Prosecutors have dropped charges against a Wayne man accused of sexually assaulting a 6-year-old boy because of “insufficient evidence.” The Franklin County prosecutor’s office last month filed a dismissal of the charge against 61-year-old Mark Kimball. Kimball’s attorney tells the Kennebec Journal, that the allegation of sexual assault was part of an effort by the boy’s mother to extort money from Kimball. The attorney says the boy’s mother attacked Kimball, cutting his hand. When Kimball reported that attack to police, the woman made up the assault. The boy’s mother told police Kimball assaulted the boy in February 2012 in a hotel room in Carrabassett Valley that he shared with the boy and the mother.

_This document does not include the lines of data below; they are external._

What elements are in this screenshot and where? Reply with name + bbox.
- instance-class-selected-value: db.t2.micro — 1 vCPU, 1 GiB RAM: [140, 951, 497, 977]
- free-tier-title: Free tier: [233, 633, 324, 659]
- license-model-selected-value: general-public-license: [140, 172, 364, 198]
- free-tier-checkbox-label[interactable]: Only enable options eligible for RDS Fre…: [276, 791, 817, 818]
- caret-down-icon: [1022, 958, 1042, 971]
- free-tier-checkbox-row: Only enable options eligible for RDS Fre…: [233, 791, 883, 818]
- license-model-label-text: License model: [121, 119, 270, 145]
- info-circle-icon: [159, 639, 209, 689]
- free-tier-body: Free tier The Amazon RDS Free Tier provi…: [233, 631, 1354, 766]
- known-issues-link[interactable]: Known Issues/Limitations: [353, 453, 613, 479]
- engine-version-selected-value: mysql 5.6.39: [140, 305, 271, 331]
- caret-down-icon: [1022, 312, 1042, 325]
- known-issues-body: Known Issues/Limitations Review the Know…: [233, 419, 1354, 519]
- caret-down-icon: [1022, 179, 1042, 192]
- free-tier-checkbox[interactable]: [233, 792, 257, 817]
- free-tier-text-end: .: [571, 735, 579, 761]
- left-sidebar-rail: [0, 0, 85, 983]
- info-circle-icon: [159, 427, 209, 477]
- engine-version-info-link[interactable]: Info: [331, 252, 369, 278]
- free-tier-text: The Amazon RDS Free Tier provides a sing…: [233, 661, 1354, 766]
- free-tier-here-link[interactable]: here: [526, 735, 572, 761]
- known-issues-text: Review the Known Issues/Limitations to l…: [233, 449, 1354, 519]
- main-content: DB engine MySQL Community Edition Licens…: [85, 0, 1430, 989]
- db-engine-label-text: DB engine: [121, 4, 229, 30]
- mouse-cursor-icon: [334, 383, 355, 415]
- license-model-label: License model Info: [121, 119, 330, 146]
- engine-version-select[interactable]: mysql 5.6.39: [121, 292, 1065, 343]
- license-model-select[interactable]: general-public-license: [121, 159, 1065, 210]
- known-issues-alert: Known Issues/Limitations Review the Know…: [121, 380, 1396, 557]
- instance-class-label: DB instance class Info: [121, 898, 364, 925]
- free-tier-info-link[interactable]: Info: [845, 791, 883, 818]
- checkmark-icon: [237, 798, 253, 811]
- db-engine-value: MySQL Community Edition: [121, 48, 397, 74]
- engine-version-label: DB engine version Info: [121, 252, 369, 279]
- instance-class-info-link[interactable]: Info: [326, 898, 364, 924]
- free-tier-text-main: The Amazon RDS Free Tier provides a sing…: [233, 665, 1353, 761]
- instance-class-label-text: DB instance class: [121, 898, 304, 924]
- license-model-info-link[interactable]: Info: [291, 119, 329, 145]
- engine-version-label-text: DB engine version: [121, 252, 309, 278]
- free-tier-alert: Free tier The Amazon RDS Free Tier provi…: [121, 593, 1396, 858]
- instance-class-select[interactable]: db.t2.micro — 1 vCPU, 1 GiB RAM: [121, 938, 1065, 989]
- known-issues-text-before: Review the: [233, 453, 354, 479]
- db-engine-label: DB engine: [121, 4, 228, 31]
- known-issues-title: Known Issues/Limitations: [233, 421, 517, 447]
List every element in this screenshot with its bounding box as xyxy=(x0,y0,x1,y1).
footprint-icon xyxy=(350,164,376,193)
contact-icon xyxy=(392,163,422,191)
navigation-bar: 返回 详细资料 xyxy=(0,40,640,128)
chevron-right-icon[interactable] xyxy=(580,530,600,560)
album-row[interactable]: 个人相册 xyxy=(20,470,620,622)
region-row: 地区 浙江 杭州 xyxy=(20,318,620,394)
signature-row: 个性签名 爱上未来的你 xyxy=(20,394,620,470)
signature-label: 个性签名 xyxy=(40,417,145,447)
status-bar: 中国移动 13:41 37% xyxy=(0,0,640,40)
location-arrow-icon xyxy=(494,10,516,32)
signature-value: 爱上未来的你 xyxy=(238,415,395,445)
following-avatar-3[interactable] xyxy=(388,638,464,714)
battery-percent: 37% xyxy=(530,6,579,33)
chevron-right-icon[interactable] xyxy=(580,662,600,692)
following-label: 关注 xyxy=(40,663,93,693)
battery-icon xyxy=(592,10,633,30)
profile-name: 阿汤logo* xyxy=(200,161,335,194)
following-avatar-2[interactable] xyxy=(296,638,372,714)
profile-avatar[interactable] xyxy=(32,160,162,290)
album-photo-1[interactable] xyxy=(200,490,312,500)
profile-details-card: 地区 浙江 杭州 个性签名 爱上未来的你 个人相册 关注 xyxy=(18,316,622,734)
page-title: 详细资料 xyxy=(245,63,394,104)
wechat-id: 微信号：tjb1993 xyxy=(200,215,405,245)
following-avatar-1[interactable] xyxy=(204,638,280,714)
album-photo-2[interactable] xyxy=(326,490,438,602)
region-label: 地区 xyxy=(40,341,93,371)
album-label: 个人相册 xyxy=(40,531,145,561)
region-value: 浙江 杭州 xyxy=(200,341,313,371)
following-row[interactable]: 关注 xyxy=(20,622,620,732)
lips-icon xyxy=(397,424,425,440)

Lawyers for a Maine man accused of helping a Zumba instructor run a prostitution business are getting one more shot at convincing a judge to dismiss most of the remaining counts. The defense on Tuesday will argue in favor of a motion to toss 12 promotion-of-prostitution counts against Mark Strong based on “broadness and vagueness” of the original indictment. Strong also faces a 13th count, which is conspiracy to promote prostitution. The 57-year-old Strong from Thomaston stands accused of helping Zumba instructor Alexis Wright use her Kennebunk fitness studio as a front for prostitution. The insurance agent has acknowledged having an affair with Wright and helping her launch the studio but contends he never profited from her activities.
Maine residents are getting some relief at the gas pump. Price-monitoring website MaineGasPrices.com reports Monday that the average retail cost of a gallon of gas in the state has fallen more than two cents in the past week and now averages $3.82. The price in Maine, however, remains 12 cents per gallon higher than the national average. Gas prices in Maine are now two cents lower than the same time last year but a dime higher than they were a month ago. The prices are based on a survey of more than 1,200 Maine gas stations.